Abstract

Up to 40% of patients with heart failure develop depression, and depression is an independent risk factor for cardiovascular mortality in this patient population. Consequently, increasing numbers of patients with heart failure are treated with antidepressants. Selective serotonin reuptake inhibitors are typically the antidepressant of choice since this drug class has limited cardiovascular toxicity. However, little is known about the effects of selective serotonin reuptake inhibitors on autonomic cardiac regulation in congestive heart failure (CHF). Here, indexes of cardiac autonomic control were evaluated before and during chronic fluoxetine (FLX) treatment (20 mg·kg(-1)·day(-1), 5 wk) in rats that developed CHF after coronary artery ligation. FLX reduced the low-frequency (LF) component of heart rate variability (HRV; P < 0.01) as well as the sympathetic contribution to LF HRV (P < 0.01) in both CHF and sham-operated rats. Both FLX and CHF reduced high-frequency HRV (P < 0.01).
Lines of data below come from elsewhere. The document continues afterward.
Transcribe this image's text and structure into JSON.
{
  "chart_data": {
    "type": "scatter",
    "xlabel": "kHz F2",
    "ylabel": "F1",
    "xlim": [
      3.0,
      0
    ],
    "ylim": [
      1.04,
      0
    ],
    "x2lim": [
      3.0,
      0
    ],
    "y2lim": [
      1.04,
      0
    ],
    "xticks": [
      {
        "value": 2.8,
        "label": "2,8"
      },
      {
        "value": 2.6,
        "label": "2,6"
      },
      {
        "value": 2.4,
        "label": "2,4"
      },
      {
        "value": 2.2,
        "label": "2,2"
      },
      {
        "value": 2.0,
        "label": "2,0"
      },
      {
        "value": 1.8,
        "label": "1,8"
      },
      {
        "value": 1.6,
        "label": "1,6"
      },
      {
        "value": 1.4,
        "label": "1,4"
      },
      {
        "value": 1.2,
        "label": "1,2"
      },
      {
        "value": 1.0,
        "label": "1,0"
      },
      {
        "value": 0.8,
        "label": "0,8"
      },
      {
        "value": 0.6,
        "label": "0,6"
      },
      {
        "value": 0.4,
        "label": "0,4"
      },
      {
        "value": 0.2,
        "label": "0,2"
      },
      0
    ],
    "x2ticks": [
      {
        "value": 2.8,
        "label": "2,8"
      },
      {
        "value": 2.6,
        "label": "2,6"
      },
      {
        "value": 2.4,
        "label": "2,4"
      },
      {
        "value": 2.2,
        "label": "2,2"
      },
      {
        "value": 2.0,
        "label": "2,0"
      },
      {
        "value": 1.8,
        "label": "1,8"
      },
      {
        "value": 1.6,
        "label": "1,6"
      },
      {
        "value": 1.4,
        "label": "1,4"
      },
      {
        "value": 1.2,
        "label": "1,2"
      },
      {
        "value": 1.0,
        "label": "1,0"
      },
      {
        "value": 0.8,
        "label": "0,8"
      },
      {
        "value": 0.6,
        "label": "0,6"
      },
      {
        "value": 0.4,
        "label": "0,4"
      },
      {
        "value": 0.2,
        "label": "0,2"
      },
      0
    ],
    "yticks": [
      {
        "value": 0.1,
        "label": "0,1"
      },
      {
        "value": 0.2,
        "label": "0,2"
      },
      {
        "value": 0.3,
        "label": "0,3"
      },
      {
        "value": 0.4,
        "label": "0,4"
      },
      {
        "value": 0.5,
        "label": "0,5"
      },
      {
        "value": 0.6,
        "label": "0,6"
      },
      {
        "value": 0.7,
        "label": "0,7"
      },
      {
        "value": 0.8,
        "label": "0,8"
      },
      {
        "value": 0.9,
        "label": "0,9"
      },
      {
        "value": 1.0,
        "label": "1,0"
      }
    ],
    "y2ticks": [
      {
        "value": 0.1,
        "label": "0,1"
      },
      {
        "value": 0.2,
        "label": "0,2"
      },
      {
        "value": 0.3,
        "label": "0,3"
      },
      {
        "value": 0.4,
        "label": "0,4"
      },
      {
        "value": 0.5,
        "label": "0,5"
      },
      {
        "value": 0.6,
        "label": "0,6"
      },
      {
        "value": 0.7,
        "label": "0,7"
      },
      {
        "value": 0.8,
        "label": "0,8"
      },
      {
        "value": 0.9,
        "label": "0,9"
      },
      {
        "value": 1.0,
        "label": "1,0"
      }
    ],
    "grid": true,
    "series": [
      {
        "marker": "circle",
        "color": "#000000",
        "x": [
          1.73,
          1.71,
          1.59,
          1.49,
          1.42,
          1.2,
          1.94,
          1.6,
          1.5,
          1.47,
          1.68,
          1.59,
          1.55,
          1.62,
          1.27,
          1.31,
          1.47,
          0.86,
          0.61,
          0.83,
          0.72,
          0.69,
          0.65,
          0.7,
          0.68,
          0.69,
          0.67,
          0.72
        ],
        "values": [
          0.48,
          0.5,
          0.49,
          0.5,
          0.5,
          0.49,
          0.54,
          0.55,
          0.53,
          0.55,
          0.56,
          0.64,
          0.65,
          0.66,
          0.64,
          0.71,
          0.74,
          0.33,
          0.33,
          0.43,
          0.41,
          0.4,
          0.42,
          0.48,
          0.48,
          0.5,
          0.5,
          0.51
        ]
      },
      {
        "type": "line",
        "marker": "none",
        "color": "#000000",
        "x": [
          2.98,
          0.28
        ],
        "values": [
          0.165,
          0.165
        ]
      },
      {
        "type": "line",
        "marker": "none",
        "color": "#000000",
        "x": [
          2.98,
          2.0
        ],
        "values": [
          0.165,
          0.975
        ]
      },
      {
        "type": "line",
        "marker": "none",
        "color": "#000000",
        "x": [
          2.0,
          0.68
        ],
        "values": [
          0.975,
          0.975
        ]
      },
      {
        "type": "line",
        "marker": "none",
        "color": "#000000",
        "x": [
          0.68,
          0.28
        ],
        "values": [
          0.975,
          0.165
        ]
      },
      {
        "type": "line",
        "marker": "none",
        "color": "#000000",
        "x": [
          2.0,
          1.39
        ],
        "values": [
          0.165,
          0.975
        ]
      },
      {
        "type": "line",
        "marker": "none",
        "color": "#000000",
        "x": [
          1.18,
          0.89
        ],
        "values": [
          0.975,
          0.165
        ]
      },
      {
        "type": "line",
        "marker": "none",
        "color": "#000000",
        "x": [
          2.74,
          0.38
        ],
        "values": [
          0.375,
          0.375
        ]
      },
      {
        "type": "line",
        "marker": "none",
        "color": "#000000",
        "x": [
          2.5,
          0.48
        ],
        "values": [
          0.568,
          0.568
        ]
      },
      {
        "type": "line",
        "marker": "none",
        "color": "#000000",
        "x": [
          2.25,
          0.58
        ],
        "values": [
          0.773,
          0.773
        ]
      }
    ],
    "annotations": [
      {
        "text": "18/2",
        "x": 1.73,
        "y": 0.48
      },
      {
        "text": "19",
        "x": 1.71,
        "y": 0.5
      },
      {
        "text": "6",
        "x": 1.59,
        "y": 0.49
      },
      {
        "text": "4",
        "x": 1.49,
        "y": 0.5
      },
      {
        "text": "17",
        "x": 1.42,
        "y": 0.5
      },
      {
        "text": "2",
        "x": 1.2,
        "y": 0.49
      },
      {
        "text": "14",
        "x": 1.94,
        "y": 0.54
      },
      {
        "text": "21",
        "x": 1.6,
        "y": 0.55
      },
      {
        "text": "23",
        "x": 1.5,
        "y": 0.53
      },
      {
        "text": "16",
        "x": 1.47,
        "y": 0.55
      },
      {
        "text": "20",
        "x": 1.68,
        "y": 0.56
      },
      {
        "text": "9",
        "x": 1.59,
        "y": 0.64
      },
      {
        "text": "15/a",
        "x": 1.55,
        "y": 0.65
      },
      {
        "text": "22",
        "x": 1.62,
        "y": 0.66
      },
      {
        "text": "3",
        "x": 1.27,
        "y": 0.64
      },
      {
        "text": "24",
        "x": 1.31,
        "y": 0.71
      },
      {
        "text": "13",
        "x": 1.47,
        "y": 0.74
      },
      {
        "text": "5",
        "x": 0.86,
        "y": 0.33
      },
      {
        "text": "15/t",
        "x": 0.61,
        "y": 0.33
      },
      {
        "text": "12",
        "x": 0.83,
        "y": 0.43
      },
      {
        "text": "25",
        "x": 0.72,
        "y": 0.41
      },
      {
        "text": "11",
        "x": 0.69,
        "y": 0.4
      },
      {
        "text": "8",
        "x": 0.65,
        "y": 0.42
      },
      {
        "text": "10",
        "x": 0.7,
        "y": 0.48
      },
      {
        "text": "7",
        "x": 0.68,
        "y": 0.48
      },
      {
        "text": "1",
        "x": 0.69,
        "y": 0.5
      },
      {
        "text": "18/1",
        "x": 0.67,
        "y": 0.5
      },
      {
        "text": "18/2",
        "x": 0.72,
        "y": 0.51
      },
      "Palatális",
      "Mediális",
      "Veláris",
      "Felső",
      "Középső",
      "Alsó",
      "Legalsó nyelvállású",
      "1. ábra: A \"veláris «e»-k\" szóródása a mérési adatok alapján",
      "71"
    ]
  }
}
Spontaneous baroreflex gain was decreased in CHF rats 8 wk after ligation (P < 0.01). Cross-spectral coherence between the interbeat interval and mean arterial pressure was reduced in the LF domain 3 wk after ligation in CHF rats (P < 0.01) and was further reduced after chronic FLX treatment (P < 0.01). Plasma catecholamines and LF blood pressure variability were not affected by FLX. Chronotropic responses to both efferent vagal nerve stimulation and isoproterenol administration were reduced in CHF rats and by FLX (P < 0.01), whereas inotropic responses to isoproterenol were reduced only in CHF rats (P < 0.01). These data indicate that chronic FLX reduces the responsiveness to autonomic output controlling cardiac rhythm and may further compromise autonomic regulation of cardiac function in CHF.